Publisher Katharina Bielenberg bought UK and Commonwealth rights excluding Canada from Markus Hoffmann at Regal Hoffmann and Associates, with publication scheduled for 13th April 2023.
Riverhead will publish the novel in the US and Canada, with rights there bought by senior editor Laura Perciasepe. The novel, written in German, is translated by US-American translator and academic Jon Cho-Polizzi.
Sharon Dodua Otoo was born in London and grew up in Ilford, the daughter of Ghanaian immigrants to the UK. As a young woman she went to Germany as an au pair, moving there permanently in the late 1990s. She has lived in Berlin since 2006, where she works as a writer, literary festival programmer, and anti-racism activist.
Otoo has previously written two novellas in English. In 2016, her short story "Herr Gröttrup setzt sich hin" ("Herr Gröttrup sits down") won one of the most prestigious German literary awards, the Ingeborg Bachmann Prize.
Ada’s Realm grew out of this short story and became her first full-length novel. She wrote it entirely in German, and it was first published in Germany in 2021 by Fischer Verlag.
Otoo said: “This is such an incredible honour. I am aware that translations of literary novels from German into English are a rare thing. And this situation – that a book written in a foreign language by a British author is beautifully rendered into her first language by a US-American translator – is particularly special. I already feel so blessed, and the book hasn’t even been published yet.”

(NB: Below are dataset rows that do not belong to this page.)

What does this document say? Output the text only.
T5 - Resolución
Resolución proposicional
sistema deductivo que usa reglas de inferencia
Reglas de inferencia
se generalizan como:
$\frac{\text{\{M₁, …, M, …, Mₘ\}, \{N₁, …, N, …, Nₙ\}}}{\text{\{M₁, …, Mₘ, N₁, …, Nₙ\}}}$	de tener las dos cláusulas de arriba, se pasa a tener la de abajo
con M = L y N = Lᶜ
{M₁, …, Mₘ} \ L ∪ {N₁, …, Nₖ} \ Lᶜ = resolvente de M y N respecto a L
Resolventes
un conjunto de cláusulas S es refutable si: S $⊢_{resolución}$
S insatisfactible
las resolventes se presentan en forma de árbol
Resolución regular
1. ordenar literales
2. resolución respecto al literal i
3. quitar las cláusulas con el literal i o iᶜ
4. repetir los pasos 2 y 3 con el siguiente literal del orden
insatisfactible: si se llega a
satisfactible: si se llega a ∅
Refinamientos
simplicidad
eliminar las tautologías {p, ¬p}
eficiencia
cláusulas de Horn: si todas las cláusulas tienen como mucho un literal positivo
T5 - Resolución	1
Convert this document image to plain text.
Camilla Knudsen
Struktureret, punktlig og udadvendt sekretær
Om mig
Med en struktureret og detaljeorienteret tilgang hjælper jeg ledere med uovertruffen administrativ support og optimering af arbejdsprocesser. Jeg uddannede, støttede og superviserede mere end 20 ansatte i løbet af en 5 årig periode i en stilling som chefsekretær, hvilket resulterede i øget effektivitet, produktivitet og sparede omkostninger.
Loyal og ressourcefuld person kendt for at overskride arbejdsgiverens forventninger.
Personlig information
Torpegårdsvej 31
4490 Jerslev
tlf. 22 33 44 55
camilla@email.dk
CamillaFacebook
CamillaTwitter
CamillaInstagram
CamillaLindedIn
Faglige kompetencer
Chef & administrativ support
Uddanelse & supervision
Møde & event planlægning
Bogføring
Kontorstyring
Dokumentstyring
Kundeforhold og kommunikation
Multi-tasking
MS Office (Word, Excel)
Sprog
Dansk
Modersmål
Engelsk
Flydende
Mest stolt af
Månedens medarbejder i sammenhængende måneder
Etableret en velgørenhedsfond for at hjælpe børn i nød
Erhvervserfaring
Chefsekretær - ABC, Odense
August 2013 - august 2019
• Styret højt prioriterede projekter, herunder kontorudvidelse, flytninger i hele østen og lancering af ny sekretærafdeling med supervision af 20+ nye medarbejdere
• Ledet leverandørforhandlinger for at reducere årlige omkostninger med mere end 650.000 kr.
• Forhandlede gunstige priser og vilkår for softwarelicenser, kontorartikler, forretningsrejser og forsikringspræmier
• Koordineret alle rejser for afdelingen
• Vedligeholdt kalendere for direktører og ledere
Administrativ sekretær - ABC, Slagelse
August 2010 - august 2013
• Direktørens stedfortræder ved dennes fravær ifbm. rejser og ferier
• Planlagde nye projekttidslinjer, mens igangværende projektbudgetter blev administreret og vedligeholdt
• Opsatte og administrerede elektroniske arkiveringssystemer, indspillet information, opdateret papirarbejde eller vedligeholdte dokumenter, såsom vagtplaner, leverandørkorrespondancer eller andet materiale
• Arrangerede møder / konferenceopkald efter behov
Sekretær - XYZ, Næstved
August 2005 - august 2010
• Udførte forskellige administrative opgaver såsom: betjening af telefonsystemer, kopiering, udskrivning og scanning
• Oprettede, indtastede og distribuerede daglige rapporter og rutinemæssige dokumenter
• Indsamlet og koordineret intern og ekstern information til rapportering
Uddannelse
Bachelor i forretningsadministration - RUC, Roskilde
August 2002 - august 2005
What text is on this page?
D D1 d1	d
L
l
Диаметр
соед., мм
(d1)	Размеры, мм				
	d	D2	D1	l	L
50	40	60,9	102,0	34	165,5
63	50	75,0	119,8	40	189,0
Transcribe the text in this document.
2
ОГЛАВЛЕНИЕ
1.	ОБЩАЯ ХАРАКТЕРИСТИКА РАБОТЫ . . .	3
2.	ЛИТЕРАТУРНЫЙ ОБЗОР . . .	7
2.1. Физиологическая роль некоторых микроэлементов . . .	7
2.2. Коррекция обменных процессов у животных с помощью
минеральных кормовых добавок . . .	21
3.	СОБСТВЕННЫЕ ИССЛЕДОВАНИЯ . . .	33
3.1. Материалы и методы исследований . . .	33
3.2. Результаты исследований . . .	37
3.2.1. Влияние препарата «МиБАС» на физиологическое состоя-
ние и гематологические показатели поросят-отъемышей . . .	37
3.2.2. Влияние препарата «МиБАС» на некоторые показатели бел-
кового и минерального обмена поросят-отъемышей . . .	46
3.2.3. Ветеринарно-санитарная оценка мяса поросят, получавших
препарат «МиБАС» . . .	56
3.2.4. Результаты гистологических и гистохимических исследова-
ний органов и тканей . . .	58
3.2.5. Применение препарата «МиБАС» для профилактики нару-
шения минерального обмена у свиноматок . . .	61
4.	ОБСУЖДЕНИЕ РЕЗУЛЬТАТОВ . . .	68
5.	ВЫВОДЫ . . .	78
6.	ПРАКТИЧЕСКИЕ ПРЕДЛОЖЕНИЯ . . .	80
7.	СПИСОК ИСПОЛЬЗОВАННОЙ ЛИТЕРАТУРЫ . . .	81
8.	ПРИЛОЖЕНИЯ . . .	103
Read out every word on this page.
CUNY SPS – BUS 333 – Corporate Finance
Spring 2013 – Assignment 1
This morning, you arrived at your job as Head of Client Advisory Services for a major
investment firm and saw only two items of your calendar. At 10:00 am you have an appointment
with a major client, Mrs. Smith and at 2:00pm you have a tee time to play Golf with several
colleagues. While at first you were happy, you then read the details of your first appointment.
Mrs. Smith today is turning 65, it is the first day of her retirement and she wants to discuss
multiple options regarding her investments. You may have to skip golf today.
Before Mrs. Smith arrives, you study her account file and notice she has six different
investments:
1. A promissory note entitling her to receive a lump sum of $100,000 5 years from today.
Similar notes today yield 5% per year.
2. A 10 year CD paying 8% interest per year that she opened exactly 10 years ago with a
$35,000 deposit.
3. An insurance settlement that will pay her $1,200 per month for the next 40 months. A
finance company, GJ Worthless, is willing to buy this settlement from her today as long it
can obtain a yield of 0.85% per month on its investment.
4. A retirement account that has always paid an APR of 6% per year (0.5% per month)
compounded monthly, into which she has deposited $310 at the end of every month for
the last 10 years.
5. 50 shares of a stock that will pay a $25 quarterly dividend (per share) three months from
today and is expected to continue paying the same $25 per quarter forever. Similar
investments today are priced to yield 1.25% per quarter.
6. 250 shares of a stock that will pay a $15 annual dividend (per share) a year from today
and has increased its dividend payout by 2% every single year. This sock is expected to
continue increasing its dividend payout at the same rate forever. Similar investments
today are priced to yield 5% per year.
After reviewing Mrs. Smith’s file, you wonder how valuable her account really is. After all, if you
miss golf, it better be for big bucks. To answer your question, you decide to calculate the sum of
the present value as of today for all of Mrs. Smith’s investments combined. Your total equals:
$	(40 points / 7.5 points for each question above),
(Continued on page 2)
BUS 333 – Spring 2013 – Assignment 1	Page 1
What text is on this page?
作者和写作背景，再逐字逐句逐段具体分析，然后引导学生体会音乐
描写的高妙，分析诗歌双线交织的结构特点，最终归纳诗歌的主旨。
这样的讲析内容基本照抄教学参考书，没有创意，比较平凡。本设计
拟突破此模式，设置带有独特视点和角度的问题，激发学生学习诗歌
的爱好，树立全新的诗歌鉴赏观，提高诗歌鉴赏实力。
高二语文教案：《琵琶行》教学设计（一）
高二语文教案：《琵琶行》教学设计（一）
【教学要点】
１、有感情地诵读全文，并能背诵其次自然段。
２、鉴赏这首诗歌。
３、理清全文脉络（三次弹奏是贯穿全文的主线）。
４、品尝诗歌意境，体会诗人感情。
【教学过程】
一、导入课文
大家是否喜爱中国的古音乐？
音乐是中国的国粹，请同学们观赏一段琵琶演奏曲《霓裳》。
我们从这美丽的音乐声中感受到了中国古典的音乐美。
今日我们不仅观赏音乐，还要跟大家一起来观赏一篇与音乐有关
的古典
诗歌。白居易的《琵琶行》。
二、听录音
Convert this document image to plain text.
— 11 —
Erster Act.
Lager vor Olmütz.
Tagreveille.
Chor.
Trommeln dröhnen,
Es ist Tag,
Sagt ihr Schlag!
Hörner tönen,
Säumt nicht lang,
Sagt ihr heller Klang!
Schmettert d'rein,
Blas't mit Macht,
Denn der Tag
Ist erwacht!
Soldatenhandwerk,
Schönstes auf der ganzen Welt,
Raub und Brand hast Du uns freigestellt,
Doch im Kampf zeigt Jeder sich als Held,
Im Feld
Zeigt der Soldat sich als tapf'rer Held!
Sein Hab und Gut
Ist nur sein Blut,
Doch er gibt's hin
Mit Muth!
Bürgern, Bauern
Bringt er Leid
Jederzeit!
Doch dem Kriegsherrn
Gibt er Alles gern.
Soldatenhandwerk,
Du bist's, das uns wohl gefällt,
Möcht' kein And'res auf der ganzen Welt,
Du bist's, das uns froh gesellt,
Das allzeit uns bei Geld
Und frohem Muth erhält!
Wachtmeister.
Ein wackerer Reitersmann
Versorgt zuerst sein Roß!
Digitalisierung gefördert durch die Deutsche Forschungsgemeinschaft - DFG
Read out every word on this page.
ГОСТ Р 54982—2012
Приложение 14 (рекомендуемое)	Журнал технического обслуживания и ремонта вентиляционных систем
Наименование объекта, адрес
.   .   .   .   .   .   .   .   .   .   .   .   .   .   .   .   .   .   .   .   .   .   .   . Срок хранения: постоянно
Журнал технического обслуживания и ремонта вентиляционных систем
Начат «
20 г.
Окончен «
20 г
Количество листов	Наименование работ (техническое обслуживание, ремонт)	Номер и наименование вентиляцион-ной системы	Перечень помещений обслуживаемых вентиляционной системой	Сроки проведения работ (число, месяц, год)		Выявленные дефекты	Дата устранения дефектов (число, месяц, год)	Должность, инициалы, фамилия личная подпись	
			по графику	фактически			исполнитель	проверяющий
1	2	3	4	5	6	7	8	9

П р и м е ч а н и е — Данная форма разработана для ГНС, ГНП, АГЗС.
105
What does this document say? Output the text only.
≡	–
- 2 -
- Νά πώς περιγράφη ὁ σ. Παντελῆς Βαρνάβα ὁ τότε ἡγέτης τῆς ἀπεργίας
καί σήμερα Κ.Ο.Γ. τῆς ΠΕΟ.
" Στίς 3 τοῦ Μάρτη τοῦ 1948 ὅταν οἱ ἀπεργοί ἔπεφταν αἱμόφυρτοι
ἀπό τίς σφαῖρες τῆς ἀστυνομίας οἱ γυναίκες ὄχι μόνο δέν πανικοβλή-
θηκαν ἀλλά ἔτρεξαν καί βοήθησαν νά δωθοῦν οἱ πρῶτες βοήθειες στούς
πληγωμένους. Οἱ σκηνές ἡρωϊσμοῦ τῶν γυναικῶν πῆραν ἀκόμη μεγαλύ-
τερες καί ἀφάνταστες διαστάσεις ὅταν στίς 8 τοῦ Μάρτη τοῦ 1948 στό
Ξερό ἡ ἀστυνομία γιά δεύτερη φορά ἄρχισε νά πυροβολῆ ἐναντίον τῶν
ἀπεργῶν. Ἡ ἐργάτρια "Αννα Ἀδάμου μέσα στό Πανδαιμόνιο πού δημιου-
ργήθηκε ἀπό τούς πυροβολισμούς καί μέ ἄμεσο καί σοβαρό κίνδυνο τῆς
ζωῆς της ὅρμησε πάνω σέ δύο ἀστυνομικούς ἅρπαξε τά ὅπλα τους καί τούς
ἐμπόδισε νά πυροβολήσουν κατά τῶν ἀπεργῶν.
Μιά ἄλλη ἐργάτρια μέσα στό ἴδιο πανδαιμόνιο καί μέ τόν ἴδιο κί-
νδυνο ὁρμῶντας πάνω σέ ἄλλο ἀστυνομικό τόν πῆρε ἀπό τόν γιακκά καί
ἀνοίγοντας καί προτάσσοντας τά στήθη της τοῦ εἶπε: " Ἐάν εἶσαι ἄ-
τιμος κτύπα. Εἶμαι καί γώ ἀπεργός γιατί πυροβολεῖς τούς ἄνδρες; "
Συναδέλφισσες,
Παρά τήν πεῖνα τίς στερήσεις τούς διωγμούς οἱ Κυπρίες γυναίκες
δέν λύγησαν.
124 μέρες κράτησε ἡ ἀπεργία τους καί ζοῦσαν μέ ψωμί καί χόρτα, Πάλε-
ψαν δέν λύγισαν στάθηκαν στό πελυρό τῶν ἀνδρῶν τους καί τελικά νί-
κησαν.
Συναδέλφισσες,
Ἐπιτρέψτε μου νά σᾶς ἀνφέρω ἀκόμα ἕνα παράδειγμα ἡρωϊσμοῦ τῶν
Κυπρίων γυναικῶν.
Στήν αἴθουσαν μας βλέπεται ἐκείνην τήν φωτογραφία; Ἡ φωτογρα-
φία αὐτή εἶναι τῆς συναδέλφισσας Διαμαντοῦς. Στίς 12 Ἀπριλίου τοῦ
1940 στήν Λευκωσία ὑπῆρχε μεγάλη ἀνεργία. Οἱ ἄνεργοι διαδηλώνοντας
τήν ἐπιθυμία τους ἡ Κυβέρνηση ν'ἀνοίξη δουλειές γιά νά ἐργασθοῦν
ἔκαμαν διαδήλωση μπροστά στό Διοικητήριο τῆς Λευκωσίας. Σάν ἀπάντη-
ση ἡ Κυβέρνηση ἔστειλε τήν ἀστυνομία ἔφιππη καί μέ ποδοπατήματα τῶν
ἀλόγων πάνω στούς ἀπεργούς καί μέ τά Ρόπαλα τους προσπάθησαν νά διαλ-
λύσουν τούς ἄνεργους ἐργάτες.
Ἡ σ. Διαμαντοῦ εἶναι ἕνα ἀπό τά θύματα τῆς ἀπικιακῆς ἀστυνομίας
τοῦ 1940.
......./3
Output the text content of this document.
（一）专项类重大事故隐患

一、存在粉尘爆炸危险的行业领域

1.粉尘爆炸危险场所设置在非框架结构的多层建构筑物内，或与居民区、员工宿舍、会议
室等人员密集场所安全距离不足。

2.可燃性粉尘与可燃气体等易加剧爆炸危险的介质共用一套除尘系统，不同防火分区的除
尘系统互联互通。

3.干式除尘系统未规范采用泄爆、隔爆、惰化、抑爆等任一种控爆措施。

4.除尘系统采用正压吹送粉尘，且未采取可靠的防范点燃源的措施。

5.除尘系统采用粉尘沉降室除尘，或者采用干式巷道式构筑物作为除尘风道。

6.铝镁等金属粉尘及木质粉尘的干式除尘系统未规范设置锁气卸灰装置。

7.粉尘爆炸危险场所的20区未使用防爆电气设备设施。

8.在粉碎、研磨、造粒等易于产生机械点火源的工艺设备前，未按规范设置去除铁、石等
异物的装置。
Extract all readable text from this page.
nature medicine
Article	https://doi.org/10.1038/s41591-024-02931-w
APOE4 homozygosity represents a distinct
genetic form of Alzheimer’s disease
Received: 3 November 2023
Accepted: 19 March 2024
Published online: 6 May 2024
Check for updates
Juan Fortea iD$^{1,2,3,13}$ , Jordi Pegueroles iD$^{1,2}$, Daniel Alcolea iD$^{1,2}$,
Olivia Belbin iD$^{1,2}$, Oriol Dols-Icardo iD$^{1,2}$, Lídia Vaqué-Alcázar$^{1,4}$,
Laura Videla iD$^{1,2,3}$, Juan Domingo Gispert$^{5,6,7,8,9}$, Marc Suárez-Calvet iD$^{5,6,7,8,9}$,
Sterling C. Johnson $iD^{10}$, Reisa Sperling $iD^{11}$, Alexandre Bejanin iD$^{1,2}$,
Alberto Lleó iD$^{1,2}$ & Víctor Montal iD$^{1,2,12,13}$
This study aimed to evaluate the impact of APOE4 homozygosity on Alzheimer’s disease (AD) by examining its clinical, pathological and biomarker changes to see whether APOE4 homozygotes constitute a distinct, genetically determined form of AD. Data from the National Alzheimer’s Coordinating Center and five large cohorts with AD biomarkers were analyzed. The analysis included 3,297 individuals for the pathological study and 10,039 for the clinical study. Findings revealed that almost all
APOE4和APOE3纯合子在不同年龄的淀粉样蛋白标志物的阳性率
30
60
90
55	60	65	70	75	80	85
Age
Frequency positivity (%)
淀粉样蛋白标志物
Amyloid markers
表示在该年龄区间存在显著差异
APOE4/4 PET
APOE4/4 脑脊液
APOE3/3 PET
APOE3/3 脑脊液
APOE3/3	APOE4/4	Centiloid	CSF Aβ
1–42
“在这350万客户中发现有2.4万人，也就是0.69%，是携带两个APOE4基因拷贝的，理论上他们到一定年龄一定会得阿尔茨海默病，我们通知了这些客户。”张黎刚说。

Hoffmann said: “Ada’s Realm is an astonishing feat of storytelling that takes you on a journey across time and continents, tracing forms of oppression and the struggle for liberation from the coast of West Africa in the mid-15th century to the devastations of World War II and, finally, present-day Berlin. Four interwoven narrative strands follow four different (or are they?) protagonists – all of them called Ada – and converge in the here and now.”
Bielenberg described the novel as “highly imaginative, hugely playful and wholly immersive, engaging with big and vital themes and beautifully poised across several timeframes".
“Sharon is one of Europe’s most exciting literary voices with a great deal to say, and we look forward to publishing her extraordinary debut (in Jon Cho-Polizzi’s translation from German) as a standout novel on the MacLehose Press list,” she said.